In reality, what clients want from their financial advisors varies significantly based on their individual financial and life circumstances. In a relationship business model for financial advice (as opposed to a transactional, pay-for-unit-of-service model), there are some common threads among the most in-demand providers.

1. An ability to listen deeply and connect

The financial advice industry is overcoming a legacy of bad reputation. Couple that with the fact that customers are bombarded with hundreds of sales messages daily, and it’s easy to see why prospects tune out the moment they hear a sales pitch.

How do you counter that? By moving away from a sales mentality, and into a listening mode.

A good guideline to use for initial “discovery” client meetings is that the client should talk 80 percent of the time while you use the remaining 20 percent to ask clarifying questions. This is very different from the traditional CPA model of spending most of the meeting time giving advice.

Listen deeply with only curiosity as your goal. This can be difficult at first, since most of us have the habit of listening to refute or interject. Use the meeting time to get the information you need and to connect with the client.

2. Patience and translator skills

Your clients are not financial planning or investment experts. The most effective way of speaking to them is in their own language.
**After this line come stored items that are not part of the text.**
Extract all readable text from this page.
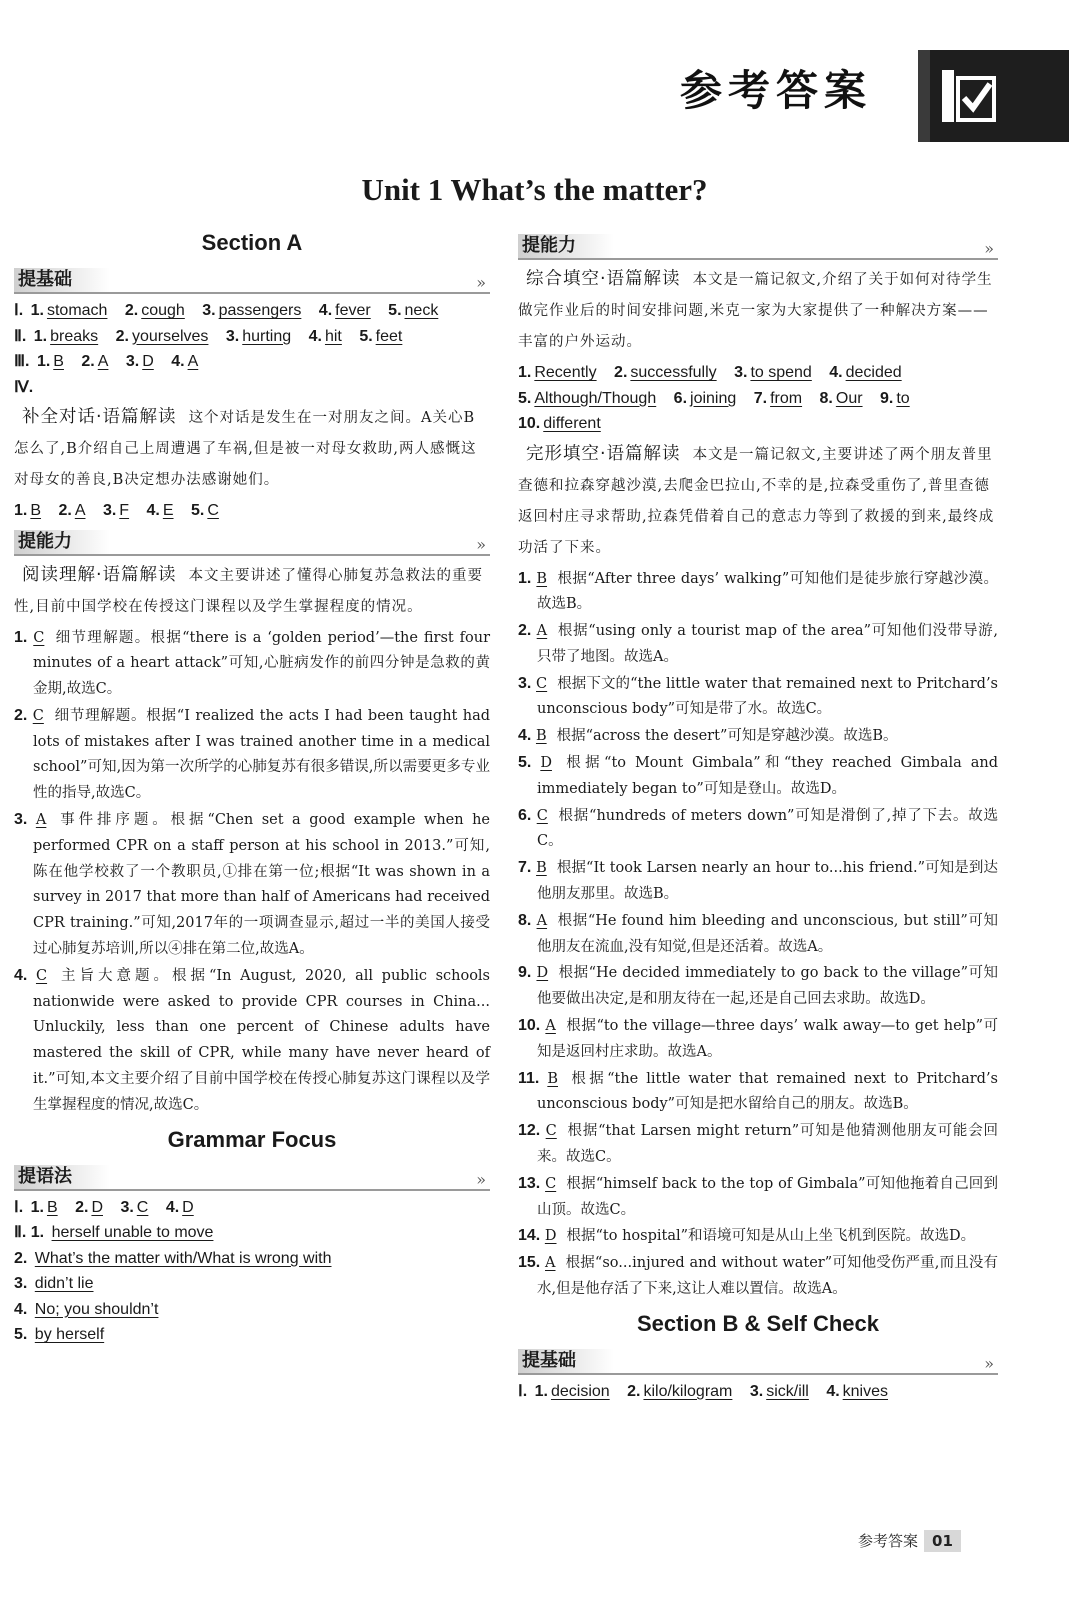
参考答案
Unit 1 What’s the matter?
Section A
提基础	»
Ⅰ. 1. stomach 2. cough 3. passengers 4. fever 5. neck
Ⅱ. 1. breaks 2. yourselves 3. hurting 4. hit 5. feet
Ⅲ. 1. B 2. A 3. D 4. A
Ⅳ.
补全对话·语篇解读 这个对话是发生在一对朋友之间。A关心B怎么了,B介绍自己上周遭遇了车祸,但是被一对母女救助,两人感慨这对母女的善良,B决定想办法感谢她们。
1. B 2. A 3. F 4. E 5. C
提能力	»
阅读理解·语篇解读 本文主要讲述了懂得心肺复苏急救法的重要性,目前中国学校在传授这门课程以及学生掌握程度的情况。
1. C 细节理解题。根据“there is a ‘golden period’—the first four minutes of a heart attack”可知,心脏病发作的前四分钟是急救的黄金期,故选C。
2. C 细节理解题。根据“I realized the acts I had been taught had lots of mistakes after I was trained another time in a medical school”可知,因为第一次所学的心肺复苏有很多错误,所以需要更多专业性的指导,故选C。
3. A 事件排序题。根据“Chen set a good example when he performed CPR on a staff person at his school in 2013.”可知,陈在他学校救了一个教职员,①排在第一位;根据“It was shown in a survey in 2017 that more than half of Americans had received CPR training.”可知,2017年的一项调查显示,超过一半的美国人接受过心肺复苏培训,所以④排在第二位,故选A。
4. C 主旨大意题。根据“In August, 2020, all public schools nationwide were asked to provide CPR courses in China... Unluckily, less than one percent of Chinese adults have mastered the skill of CPR, while many have never heard of it.”可知,本文主要介绍了目前中国学校在传授心肺复苏这门课程以及学生掌握程度的情况,故选C。
Grammar Focus
提语法	»
Ⅰ. 1. B 2. D 3. C 4. D
Ⅱ. 1. herself unable to move
2. What’s the matter with/What is wrong with
3. didn’t lie
4. No; you shouldn’t
5. by herself
提能力	»
综合填空·语篇解读 本文是一篇记叙文,介绍了关于如何对待学生做完作业后的时间安排问题,米克一家为大家提供了一种解决方案——丰富的户外运动。
1. Recently 2. successfully 3. to spend 4. decided
5. Although/Though 6. joining 7. from 8. Our 9. to
10. different
完形填空·语篇解读 本文是一篇记叙文,主要讲述了两个朋友普里查德和拉森穿越沙漠,去爬金巴拉山,不幸的是,拉森受重伤了,普里查德返回村庄寻求帮助,拉森凭借着自己的意志力等到了救援的到来,最终成功活了下来。
1. B 根据“After three days’ walking”可知他们是徒步旅行穿越沙漠。故选B。
2. A 根据“using only a tourist map of the area”可知他们没带导游,只带了地图。故选A。
3. C 根据下文的“the little water that remained next to Pritchard’s unconscious body”可知是带了水。故选C。
4. B 根据“across the desert”可知是穿越沙漠。故选B。
5. D 根据“to Mount Gimbala”和“they reached Gimbala and immediately began to”可知是登山。故选D。
6. C 根据“hundreds of meters down”可知是滑倒了,掉了下去。故选C。
7. B 根据“It took Larsen nearly an hour to...his friend.”可知是到达他朋友那里。故选B。
8. A 根据“He found him bleeding and unconscious, but still”可知他朋友在流血,没有知觉,但是还活着。故选A。
9. D 根据“He decided immediately to go back to the village”可知他要做出决定,是和朋友待在一起,还是自己回去求助。故选D。
10. A 根据“to the village—three days’ walk away—to get help”可知是返回村庄求助。故选A。
11. B 根据“the little water that remained next to Pritchard’s unconscious body”可知是把水留给自己的朋友。故选B。
12. C 根据“that Larsen might return”可知是他猜测他朋友可能会回来。故选C。
13. C 根据“himself back to the top of Gimbala”可知他拖着自己回到山顶。故选C。
14. D 根据“to hospital”和语境可知是从山上坐飞机到医院。故选D。
15. A 根据“so...injured and without water”可知他受伤严重,而且没有水,但是他存活了下来,这让人难以置信。故选A。
Section B & Self Check
提基础	»
Ⅰ. 1. decision 2. kilo/kilogram 3. sick/ill 4. knives
参考答案 01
“Alpha,” “standard deviation,” “reversion to mean,” and “mid-cap growth” are technical terms that mean something to you thanks to your training and experience. They are confusing and meaningless to the client. Explain strategies and concepts in simple terms. The greater your understanding of the subject, the simpler your explanation should be.
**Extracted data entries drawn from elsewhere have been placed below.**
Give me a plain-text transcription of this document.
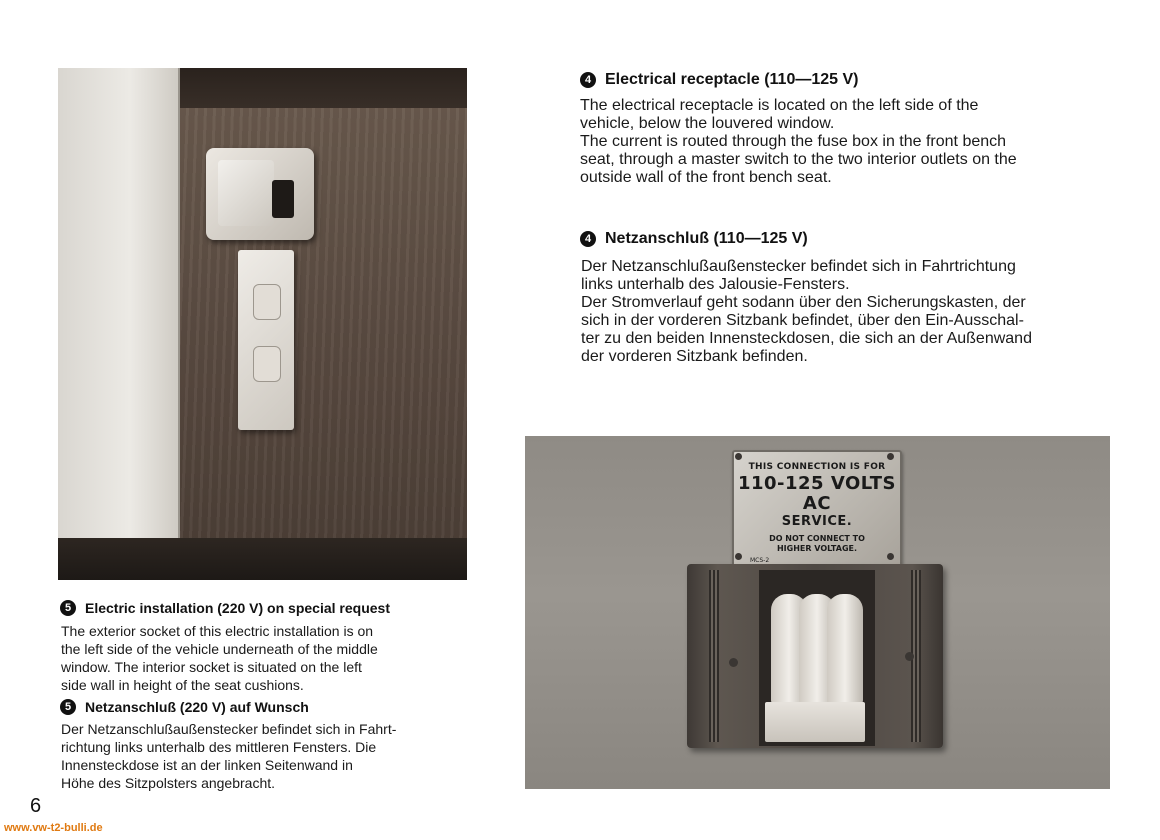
THIS CONNECTION IS FOR
110-125 VOLTS AC
SERVICE.
DO NOT CONNECT TO
HIGHER VOLTAGE.
MCS-2
4 Electrical receptacle (110—125 V)

The electrical receptacle is located on the left side of the

vehicle, below the louvered window.

The current is routed through the fuse box in the front bench

seat, through a master switch to the two interior outlets on the

outside wall of the front bench seat.

4 Netzanschluß (110—125 V)

Der Netzanschlußaußenstecker befindet sich in Fahrtrichtung

links unterhalb des Jalousie-Fensters.

Der Stromverlauf geht sodann über den Sicherungskasten, der

sich in der vorderen Sitzbank befindet, über den Ein-Ausschal-

ter zu den beiden Innensteckdosen, die sich an der Außenwand

der vorderen Sitzbank befinden.

5 Electric installation (220 V) on special request

The exterior socket of this electric installation is on

the left side of the vehicle underneath of the middle

window. The interior socket is situated on the left

side wall in height of the seat cushions.

5 Netzanschluß (220 V) auf Wunsch

Der Netzanschlußaußenstecker befindet sich in Fahrt-

richtung links unterhalb des mittleren Fensters. Die

Innensteckdose ist an der linken Seitenwand in

Höhe des Sitzpolsters angebracht.

6
www.vw-t2-bulli.de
3. Coaching, support, and accountability

The true value of financial planning and investment advice doesn’t stop with the initial recommendations. Any plan is only as good as its execution! Your clients need you to be there to support the implementation, coach them through tough parts, and ground them when the market inevitably hits a snag.

4. Holistic view

Your clients are more than their account balances and tax bills. There are matters of health insurance, life insurance, wills, and business succession planning for your entrepreneur clients. Even if you cannot offer all of those services in-house, don’t overlook them.

5. Professional Rolodex

Clients may come to you asking for advice and recommendations in the areas of their lives that have nothing to do with investments. Do you know a great car dealer? A family lawyer? How about a doctor that you would trust with a knee replacement? Grow your personal and professional network, and your clients will value and appreciate you for it.